ILT4 is an immunosuppressive receptor commonly expressed on myeloid cells. Antagonism of ILT4 may induce a proinflammatory state and stimulate antitumor T-cell response, especially with PD-(L)1 blockade. On April 7, 2024, the latest clinical data of the anti-ILT4 IgG4 monoclonal antibody, MK-4830, in combination with pembrolizumab (pembro) in patients with previously untreated advanced head and neck squamous cell carcinoma (HNSCC) or non-small cell lung cancer (NSCLC) were reported in 2024 AACR.
The drug MK-4830 is a monoclonal antibody that targets LILRB2. Monoclonal antibodies are a type of drug that are designed to bind to specific proteins in the body and can be used for various therapeutic purposes. LILRB2 is the specific target of MK-4830, and it is involved in various diseases and conditions. In terms of therapeutic areas, MK-4830 is being developed for the treatment of neoplasms, endocrinology and metabolic diseases, urogenital diseases, and digestive system disorders.
According to the Patsnap Synapse, MK-4830 has reached the highest phase of Phase 2 globally. And the clinical trial distributions for MK-4830 are primarily in the United States, China and United Kingdom. The key indication is Esophageal Squamous Cell Carcinoma.
This non-randomized, parallel assignment, open-labeled study (NCT03564691) was aimed to evacuate the safety, efficacy, and biomarker analyses for MK-4830 + pembro from the multi-cohort expansion phase of patients (pts) with previously untreated advanced HNSCC or NSCLC.
In this study, pts aged ≥18 y with previously untreated advanced HNSCC and PD-L1 combined positive score (CPS) ≥1 (cohort D) or NSCLC regardless of PD-L1 status (cohorts E and F) were enrolled. Pts in all cohorts received either MK-4830 800 mg (cohorts D and E) or 1600 mg (cohort F) + pembro 200 mg Q3W for ≤35 cycles. Primary end points were safety and ORR per RECIST v1.1 by investigator assessment. Exploratory end points included DOR and PFS per RECIST v1.1 by investigator assessment and evaluating possible biomarkers of response to MK-4830 + pembro.

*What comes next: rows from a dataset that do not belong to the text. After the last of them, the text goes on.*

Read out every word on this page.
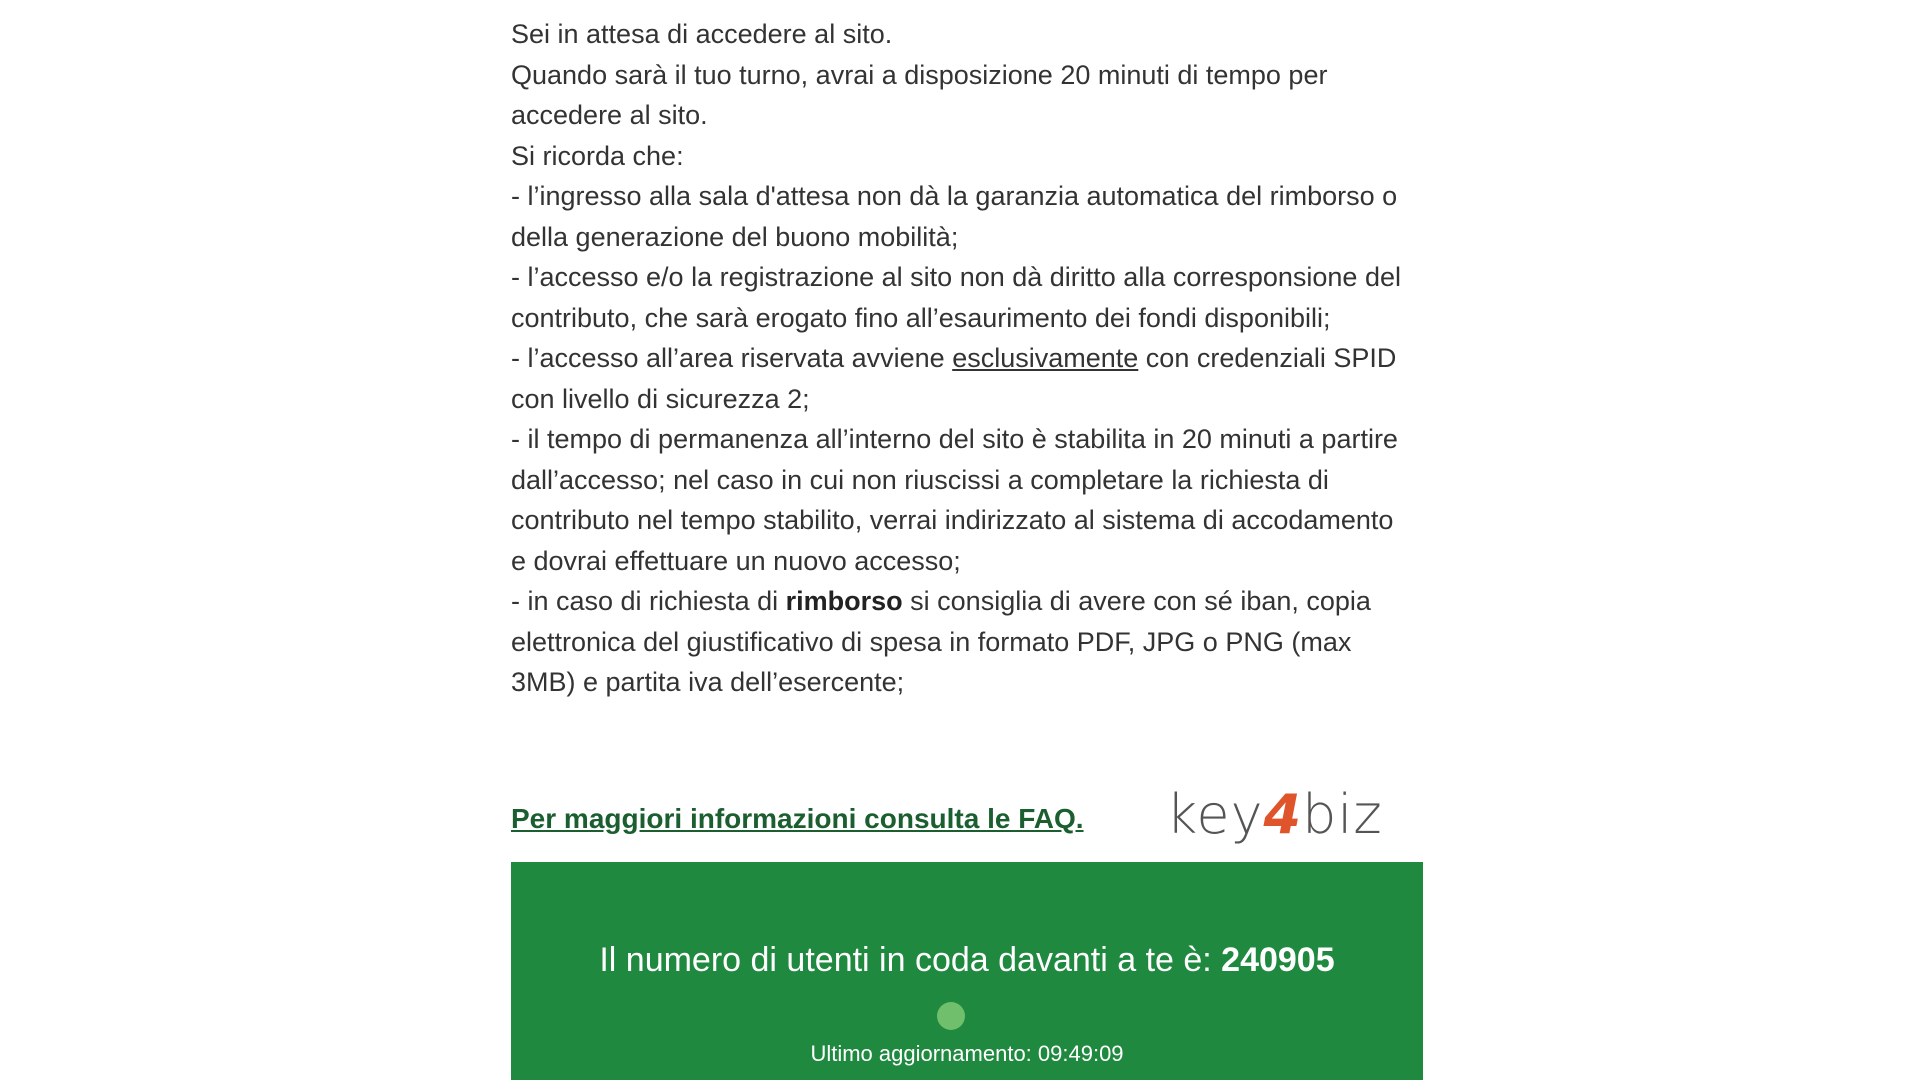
Sei in attesa di accedere al sito.

Quando sarà il tuo turno, avrai a disposizione 20 minuti di tempo per accedere al sito.

Si ricorda che:

- l’ingresso alla sala d'attesa non dà la garanzia automatica del rimborso o della generazione del buono mobilità;

- l’accesso e/o la registrazione al sito non dà diritto alla corresponsione del contributo, che sarà erogato fino all’esaurimento dei fondi disponibili;

- l’accesso all’area riservata avviene esclusivamente con credenziali SPID con livello di sicurezza 2;

- il tempo di permanenza all’interno del sito è stabilita in 20 minuti a partire dall’accesso; nel caso in cui non riuscissi a completare la richiesta di contributo nel tempo stabilito, verrai indirizzato al sistema di accodamento e dovrai effettuare un nuovo accesso;

- in caso di richiesta di rimborso si consiglia di avere con sé iban, copia elettronica del giustificativo di spesa in formato PDF, JPG o PNG (max 3MB) e partita iva dell’esercente;

Per maggiori informazioni consulta le FAQ. key4biz
Il numero di utenti in coda davanti a te è: 240905
Ultimo aggiornamento: 09:49:09
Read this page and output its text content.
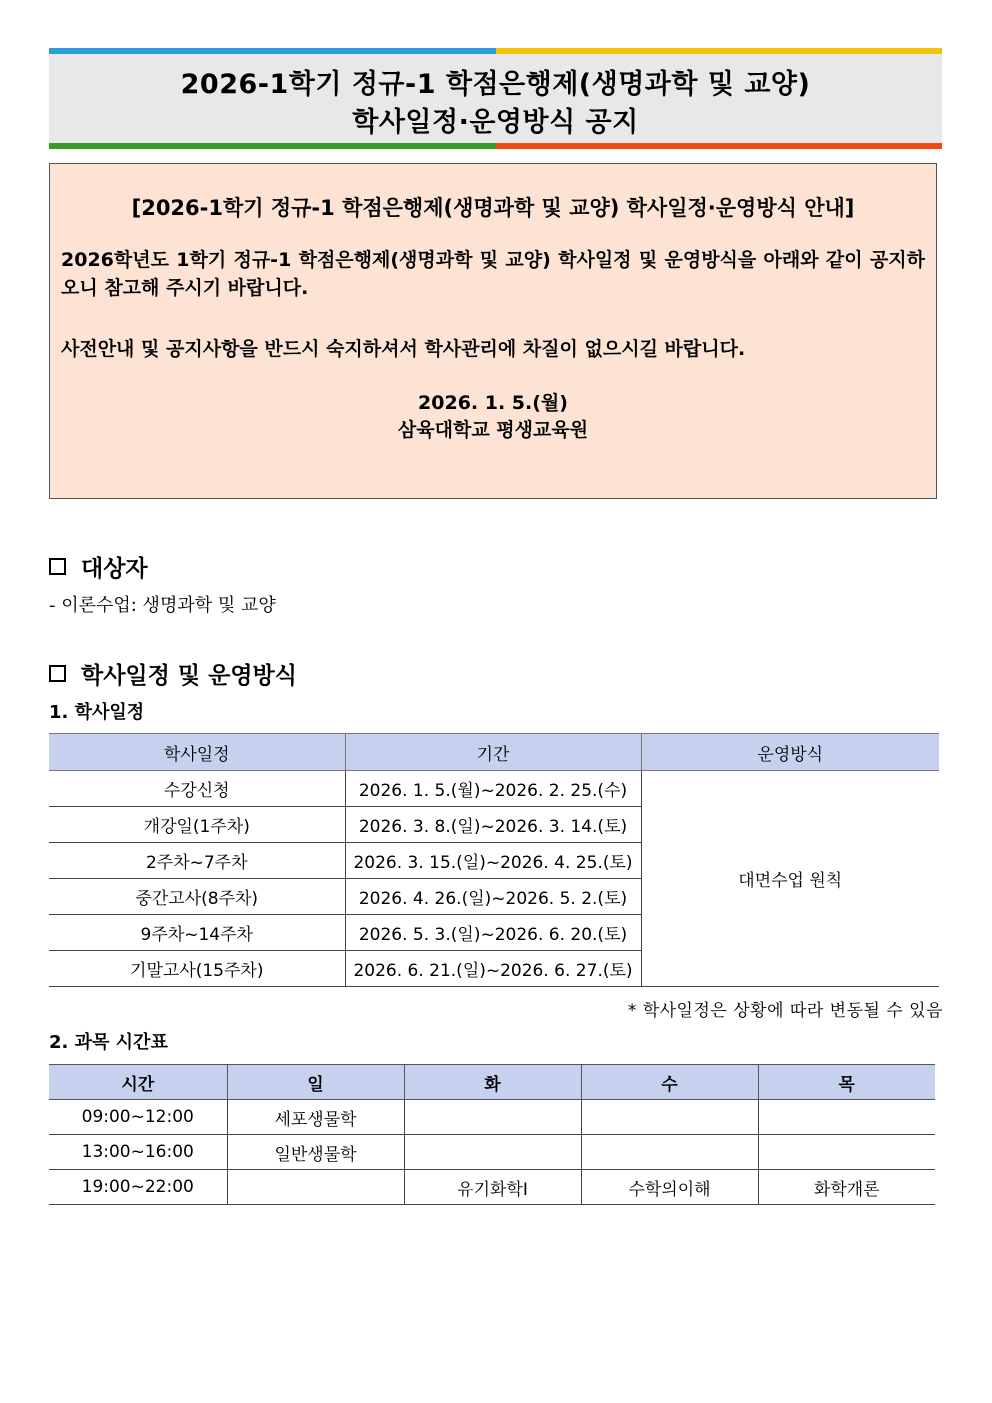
2026-1학기 정규-1 학점은행제(생명과학 및 교양)
학사일정·운영방식 공지
[2026-1학기 정규-1 학점은행제(생명과학 및 교양) 학사일정·운영방식 안내]
2026학년도 1학기 정규-1 학점은행제(생명과학 및 교양) 학사일정 및 운영방식을 아래와 같이 공지하오니 참고해 주시기 바랍니다.
사전안내 및 공지사항을 반드시 숙지하셔서 학사관리에 차질이 없으시길 바랍니다.
2026. 1. 5.(월)
삼육대학교 평생교육원
대상자
- 이론수업: 생명과학 및 교양
학사일정 및 운영방식
1. 학사일정
학사일정	기간	운영방식
수강신청	2026. 1. 5.(월)~2026. 2. 25.(수)	대면수업 원칙
개강일(1주차)	2026. 3. 8.(일)~2026. 3. 14.(토)	
2주차~7주차	2026. 3. 15.(일)~2026. 4. 25.(토)	
중간고사(8주차)	2026. 4. 26.(일)~2026. 5. 2.(토)	
9주차~14주차	2026. 5. 3.(일)~2026. 6. 20.(토)	
기말고사(15주차)	2026. 6. 21.(일)~2026. 6. 27.(토)	
* 학사일정은 상황에 따라 변동될 수 있음
2. 과목 시간표
시간	일	화	수	목
09:00~12:00	세포생물학			
13:00~16:00	일반생물학			
19:00~22:00		유기화학Ⅰ	수학의이해	화학개론
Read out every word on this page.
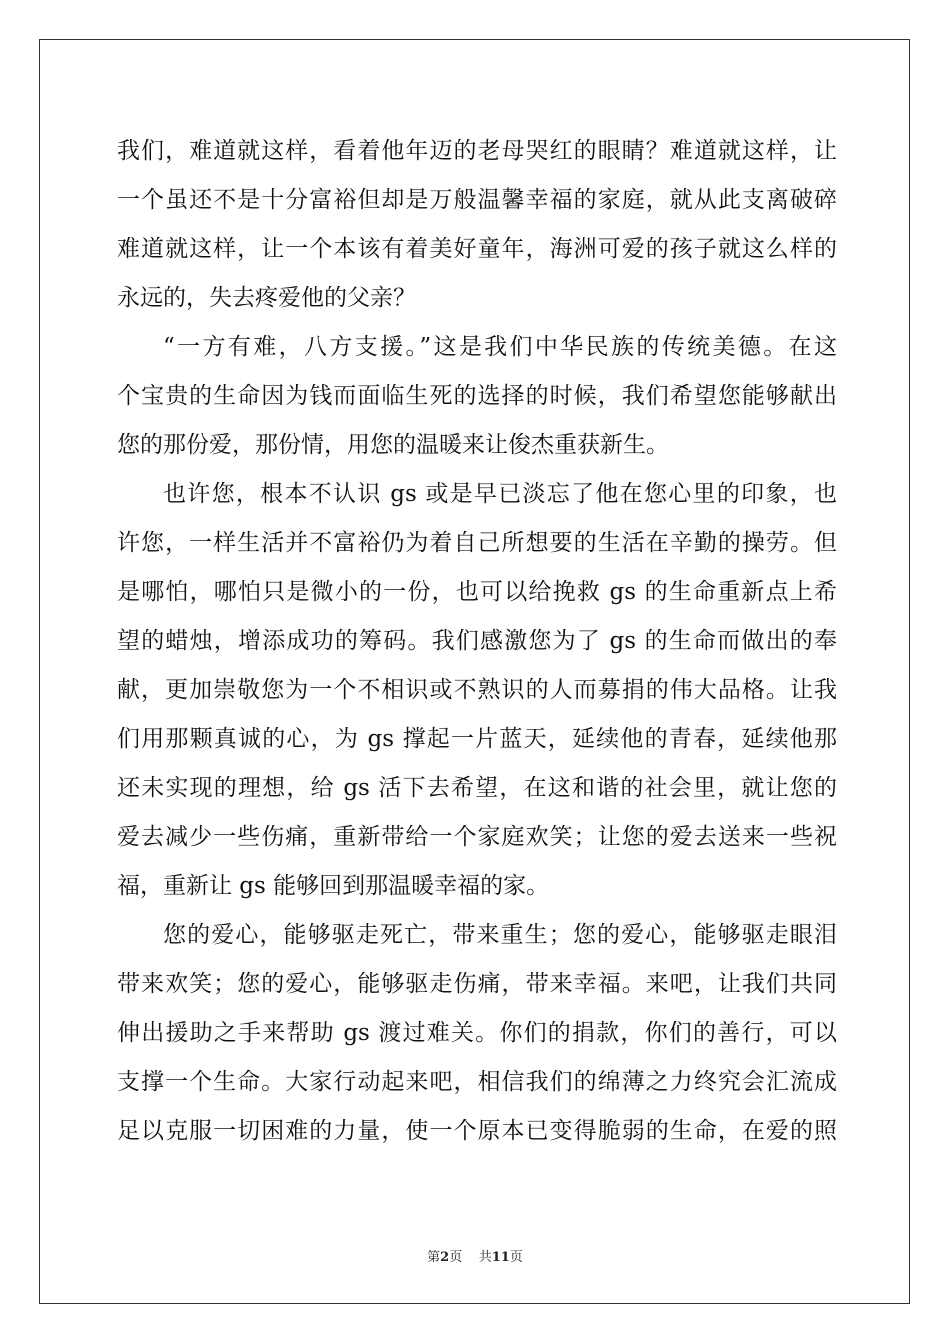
我们，难道就这样，看着他年迈的老母哭红的眼睛？难道就这样，让
一个虽还不是十分富裕但却是万般温馨幸福的家庭，就从此支离破碎
难道就这样，让一个本该有着美好童年，海洲可爱的孩子就这么样的
永远的，失去疼爱他的父亲？
“一方有难，八方支援。”这是我们中华民族的传统美德。在这
个宝贵的生命因为钱而面临生死的选择的时候，我们希望您能够献出
您的那份爱，那份情，用您的温暖来让俊杰重获新生。
也许您，根本不认识 gs 或是早已淡忘了他在您心里的印象，也
许您，一样生活并不富裕仍为着自己所想要的生活在辛勤的操劳。但
是哪怕，哪怕只是微小的一份，也可以给挽救 gs 的生命重新点上希
望的蜡烛，增添成功的筹码。我们感激您为了 gs 的生命而做出的奉
献，更加崇敬您为一个不相识或不熟识的人而募捐的伟大品格。让我
们用那颗真诚的心，为 gs 撑起一片蓝天，延续他的青春，延续他那
还未实现的理想，给 gs 活下去希望，在这和谐的社会里，就让您的
爱去减少一些伤痛，重新带给一个家庭欢笑；让您的爱去送来一些祝
福，重新让 gs 能够回到那温暖幸福的家。
您的爱心，能够驱走死亡，带来重生；您的爱心，能够驱走眼泪
带来欢笑；您的爱心，能够驱走伤痛，带来幸福。来吧，让我们共同
伸出援助之手来帮助 gs 渡过难关。你们的捐款，你们的善行，可以
支撑一个生命。大家行动起来吧，相信我们的绵薄之力终究会汇流成
足以克服一切困难的力量，使一个原本已变得脆弱的生命，在爱的照
第2页 共11页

The result showed that at data cut-off (September 27, 2023), 35, 47, and 11 pts were enrolled and received treatment in cohorts D, E, and F, respectively. Median study follow-up was 34.4 mo (range, 26.5-42.4) in cohort D, 35.9 mo (22.4-39.8) in cohort E, and 38.7 mo (37.6-39.6) in cohort F. Adverse events (AEs) occurred in 33 pts (94%) in cohort D, 43 pts (91%) in cohort E, and 10 pts (91%) in cohort F. Treatment-related AEs (TRAEs) occurred in 20 pts (57%) in cohort D, 26 pts (55%) in cohort E, and 6 pts (55%) in cohort F; grade 3-5 TRAEs occurred in 5 pts (14%), 4 pts (9%), and 1 pt (9%), respectively. One pt in cohort E and 1 pt in cohort F died due to a TRAE (pneumonitis and pneumonia, respectively). ORR was 24% (95% CI, 11-41) in cohort D, 30% (17-45) in cohort E, and 27% (6-61) in cohort F. Median DOR was 16.4 mo (range, 2.2+ to 24.4+) in cohort D, 14.8 mo (4.2+ to 32.9+) in cohort E, and 8.4 mo (3.0-21.5) in cohort F. Median PFS was 5.2 mo (95% CI, 2.0-8.0) in cohort D, 4.3 mo (1.8-8.1) in cohort E, and 3.3 (1.2-7.6) in cohort F. In cohort D, T-cell-inflamed gene expression profile (TcellinfGEP) and tumor mutational burden (TMB) did not enrich for response to MK-4830 + pembro. In cohorts E and F, PD-L1 tumor proportion score (TPS) and TcellinfGEP trended higher in pts with response to MK-4830 + pembro than pts with no response; TMB did not trend with response.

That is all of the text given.